PMC Weekly Review - April 13, 2018
A Macro View: “Global Synchronicity Fading With Every Breath You Take"
Stock markets across the globe enjoyed a blockbuster year in 2017, as a confluence of positive economic and earnings data emboldened market bulls. Participants largely shook off the fact that valuations, particularly in the US, were priced such that heightened volatility could only be averted by a perfect scenario. In early 2018, a series of mostly headline and macroeconomic events has led to sharp selloffs, albeit typically accompanied by quick rebounds, and volatility has increased sharply. Each issue facing equity markets has implications in both the short and long term, with further effects hanging in the balance. With volatility elevated by macro and headline news, it’s worth briefly delving into these issues.
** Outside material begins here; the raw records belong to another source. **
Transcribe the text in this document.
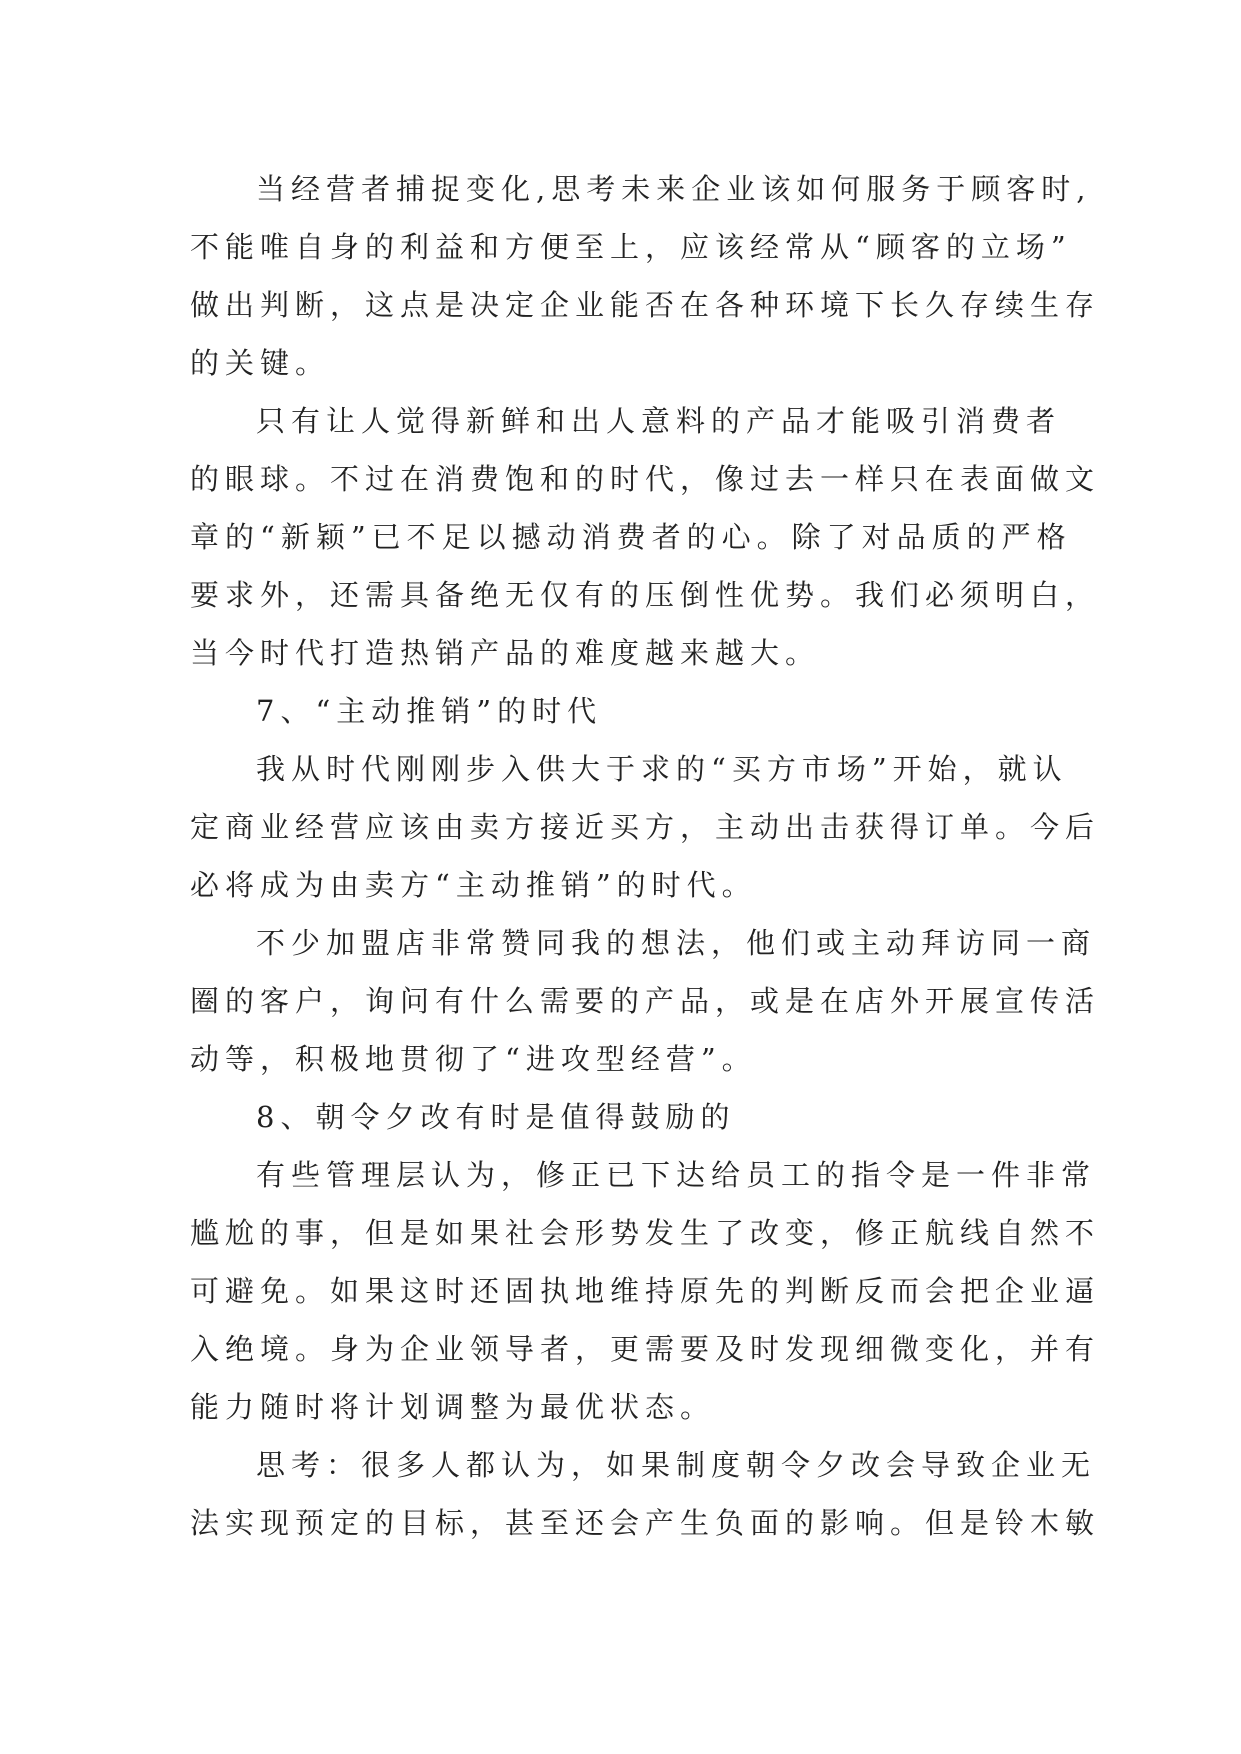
当经营者捕捉变化,思考未来企业该如何服务于顾客时,

不能唯自身的利益和方便至上，应该经常从“顾客的立场”

做出判断，这点是决定企业能否在各种环境下长久存续生存

的关键。

只有让人觉得新鲜和出人意料的产品才能吸引消费者

的眼球。不过在消费饱和的时代，像过去一样只在表面做文

章的“新颖”已不足以撼动消费者的心。除了对品质的严格

要求外，还需具备绝无仅有的压倒性优势。我们必须明白，

当今时代打造热销产品的难度越来越大。

7、“主动推销”的时代

我从时代刚刚步入供大于求的“买方市场”开始，就认

定商业经营应该由卖方接近买方，主动出击获得订单。今后

必将成为由卖方“主动推销”的时代。

不少加盟店非常赞同我的想法，他们或主动拜访同一商

圈的客户，询问有什么需要的产品，或是在店外开展宣传活

动等，积极地贯彻了“进攻型经营”。

8、朝令夕改有时是值得鼓励的

有些管理层认为，修正已下达给员工的指令是一件非常

尴尬的事，但是如果社会形势发生了改变，修正航线自然不

可避免。如果这时还固执地维持原先的判断反而会把企业逼

入绝境。身为企业领导者，更需要及时发现细微变化，并有

能力随时将计划调整为最优状态。

思考：很多人都认为，如果制度朝令夕改会导致企业无

法实现预定的目标，甚至还会产生负面的影响。但是铃木敏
On the global stage, a very public fight over trade policy between the world’s two largest economies also has made markets jittery. After initially announcing a planned tariff on all steel and aluminum imports to the US, President Trump directed his ire specifically at China by initially announcing a 25% tariff on a series of imported goods from China, totaling $50 billion. In response, China targeted US agriculture exports, from soybeans to hogs, as well as the aerospace industry’s aircraft exports. The escalation in tone between the two countries has raised the prospect of the first full-on trade war since the 1930s. Markets have since lurched between losses and gains, as participants try to digest these actions and distinguish between bluster and policy. Note that none of the proposed tariffs have been enacted by either side, but the uncertainty has added significant volatility to global equity markets.
While it has yet to fully play out, the rosy picture of global synchronized growth that propelled stocks higher is in question. In the US, the March jobs report came in notably weaker than expected, and wage growth remains muted. In addition, total construction spending has been flat, and retail sales have declined so far this year. In Europe, inflation has struggled to move above 1% and lags far behind the European Central Bank’s goal of 2%. Wage growth in the EU also has been muted recently. In addition, leading economic indicators have moderated recently, albeit from elevated levels. For example, the eurozone’s purchasing managers survey for the manufacturing and services sectors has pulled back from multiyear highs in January. In Asia, China’s manufacturing activity declined sharply in February, falling far short of expectations. It is clear that global economic activity has soft spots.
Volatility has definitely increased over the last few months in markets worldwide, caused largely by headline news stories, but it is unclear whether it will have an adverse effect on the global economy. Meanwhile, the softer-than-expected economic indicators from every major region have cast a shadow on the synchronized global growth story. It remains to be seen whether the most recent economic data from various global regions is merely a speed bump on the backdrop of synchronized global economic expansion or a harbinger of times to come.